东偏院廊下立着好几个陌生的丫鬟、媳妇和婆子,人虽然多,却都静悄悄的没有声音。
丫鬟掀开了细竹丝门帘,宋甜走了进去,却见明间罗汉床上陈尚宫正陪着一个鬓发如银衣饰华贵的贵妇人坐着,西侧圈椅上坐着一个年轻少妇和一个年轻姑娘,东侧圈椅上坐着辛女官和一个中年贵妇。
见宋甜进来,辛女官起身介绍。
原来那鬓发如银的老夫人是定国公夫人,中年贵妇则是定国公府的沈大太太,年轻少妇是大少奶奶秦氏,年轻姑娘则是定国公府四房的嫡女沈雪芝。
宋甜按仪行礼。
定国公夫人看向宋甜,打量着这位飞上枝头的乡下小麻雀,见她虽然年纪小,略带着些稚气,却甚是美貌,气质沉静,便道:“宋女官果真美貌。”
坐在西侧的大少奶奶秦氏“扑哧”一声笑了,打趣道:“老太太,您眼睛可真毒,这位宋女官可真是顶尖的美貌呢!”
宋甜态度雍容,含笑看向她。
单看长相,这位大少奶奶秦氏和她的胞妹秦英莲简直不像是亲姊妹。
秦氏身材丰满,肌肤白皙,面如满月,穿着件玫瑰紫纱衫,系了条湖色月华裙,发髻上插戴着一对满池娇分心金簪,上面嵌着成色极好的红宝石,越发衬得一张脸明艳绝伦,堪称人间富贵花。
宋甜第一次见赵臻的外祖母,不欲逞口舌之快,微微一笑,按照陈尚宫的吩咐,在辛女官左手边的圈椅上坐了下来。
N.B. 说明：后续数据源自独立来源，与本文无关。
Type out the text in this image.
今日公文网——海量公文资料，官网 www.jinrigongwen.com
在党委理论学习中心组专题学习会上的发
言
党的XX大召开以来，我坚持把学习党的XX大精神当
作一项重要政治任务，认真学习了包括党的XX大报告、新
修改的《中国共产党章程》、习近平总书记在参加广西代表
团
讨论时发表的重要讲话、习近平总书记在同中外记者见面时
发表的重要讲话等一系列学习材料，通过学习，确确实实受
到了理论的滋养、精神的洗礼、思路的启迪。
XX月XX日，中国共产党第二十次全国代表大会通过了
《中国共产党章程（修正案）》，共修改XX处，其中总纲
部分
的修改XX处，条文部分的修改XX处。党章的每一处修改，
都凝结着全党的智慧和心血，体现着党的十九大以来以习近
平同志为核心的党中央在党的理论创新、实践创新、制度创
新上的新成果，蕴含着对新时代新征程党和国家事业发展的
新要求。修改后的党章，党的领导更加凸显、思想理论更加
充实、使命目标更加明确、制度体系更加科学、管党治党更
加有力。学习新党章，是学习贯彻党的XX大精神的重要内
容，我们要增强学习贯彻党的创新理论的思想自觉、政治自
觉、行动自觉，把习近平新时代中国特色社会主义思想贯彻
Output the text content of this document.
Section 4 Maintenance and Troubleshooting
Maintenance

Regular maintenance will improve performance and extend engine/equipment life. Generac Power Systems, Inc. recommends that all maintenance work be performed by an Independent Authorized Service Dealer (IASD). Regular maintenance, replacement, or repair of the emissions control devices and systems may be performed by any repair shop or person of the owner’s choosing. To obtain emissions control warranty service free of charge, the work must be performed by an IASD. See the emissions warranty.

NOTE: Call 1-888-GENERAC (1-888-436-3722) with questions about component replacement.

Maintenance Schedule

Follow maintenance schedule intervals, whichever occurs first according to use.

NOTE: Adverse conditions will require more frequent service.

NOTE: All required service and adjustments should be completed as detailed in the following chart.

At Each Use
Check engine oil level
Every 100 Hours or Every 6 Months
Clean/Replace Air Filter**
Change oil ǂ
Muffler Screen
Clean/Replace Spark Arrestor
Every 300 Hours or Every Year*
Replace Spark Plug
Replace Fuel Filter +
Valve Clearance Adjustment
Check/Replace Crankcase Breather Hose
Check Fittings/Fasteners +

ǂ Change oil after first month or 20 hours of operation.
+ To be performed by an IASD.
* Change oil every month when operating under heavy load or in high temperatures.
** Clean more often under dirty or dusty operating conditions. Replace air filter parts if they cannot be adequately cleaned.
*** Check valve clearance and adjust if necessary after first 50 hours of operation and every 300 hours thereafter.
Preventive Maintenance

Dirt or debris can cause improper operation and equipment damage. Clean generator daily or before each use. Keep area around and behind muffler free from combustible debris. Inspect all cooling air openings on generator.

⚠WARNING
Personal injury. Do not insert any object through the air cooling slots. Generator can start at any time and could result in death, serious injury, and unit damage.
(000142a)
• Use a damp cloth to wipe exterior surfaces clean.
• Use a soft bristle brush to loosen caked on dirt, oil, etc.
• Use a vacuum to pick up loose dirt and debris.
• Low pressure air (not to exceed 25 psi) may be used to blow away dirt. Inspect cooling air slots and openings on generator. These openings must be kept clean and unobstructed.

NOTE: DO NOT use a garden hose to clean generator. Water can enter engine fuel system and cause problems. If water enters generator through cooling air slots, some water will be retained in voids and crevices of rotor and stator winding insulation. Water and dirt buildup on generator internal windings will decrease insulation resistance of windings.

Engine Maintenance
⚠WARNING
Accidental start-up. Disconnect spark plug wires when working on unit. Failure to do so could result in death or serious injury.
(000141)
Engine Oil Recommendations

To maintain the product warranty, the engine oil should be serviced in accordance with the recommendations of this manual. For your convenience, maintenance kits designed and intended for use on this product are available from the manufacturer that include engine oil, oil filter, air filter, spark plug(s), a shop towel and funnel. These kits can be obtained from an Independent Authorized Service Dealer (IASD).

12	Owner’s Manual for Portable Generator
秦氏见宋甜不肯接招,便和坐在她旁边的年轻姑娘说道:“雪芝,你看我说的对不对?”
这年轻姑娘正是沈正的嫡女沈雪芝。
沈雪芝穿一件烟霞红夏衫,系了条粉白色挑线裙子,十分白皙秀美。
她发髻上只插戴着一支珍珠发簪,白皙如雪的左腕上却戴着一串碧汪汪的翡翠。
听了秦氏的话,沈雪芝没有搭腔,还对着宋甜微微一笑。
宋甜回以一笑,安安静静坐在那里,听陈尚宫与定国公夫人说话。
定国公夫人心里清楚,永泰帝不可能让豫王娶高门之女做王妃,不过侧妃倒是有可能,因此除了初见时刺了宋甜一句,其余时间就无视宋甜的存在,与陈尚宫大吐苦水大发牢骚:“……一年没见阿臻了,老身着实想念得很,得知阿臻进京,老身便欢天喜地在府里候着,让大厨房备好各种阿臻爱吃的食材,只等着阿臻过来,谁知等了又等,昨日才得到了阿臻要回封地的消息,今日忙赶了过来,拼着一把老骨头,也要见阿臻一面。”
宋甜睫毛垂了下来,心道:臻哥为何不去定国公府,老太太您是真的不知道,还是在装糊涂?
陈尚宫含笑道:“王爷这次进京为陛下庆贺万寿节,着实忙碌,想必定国公夫人不会怪罪他的。”
定国公夫人被人捧惯了,根本不听陈尚宫说话,只管自己说:“洁儿早早去了,我这把老骨头也不受待见了,阿臻连我这外祖母都不理了,到京城这些日子,也不去定国公府一趟……”
宋甜嘴角噙着一丝笑,瞧着温婉端庄,心里却道:端妃娘娘活着时,你们就投向了永泰帝宠爱的萧贵妃;臻哥倒是想重视外家,可是外家却全是赵致的人,竖着耳朵瞪大眼睛找他的破绽好讨好赵致,让他怎么去?
定国公夫人最后重重道:“这次若是见不到阿臻,老身是不会离开的!”
宋甜眼观鼻鼻观心端坐在那里,心里却道:不见臻哥,您就不离开,您不怕热么?
如今正是盛夏,屋子里不比花厅四面透风,再加上要离开了,根本没有用冰,宋甜不过坐了一盏茶工夫,身上就冒出了一层细汗。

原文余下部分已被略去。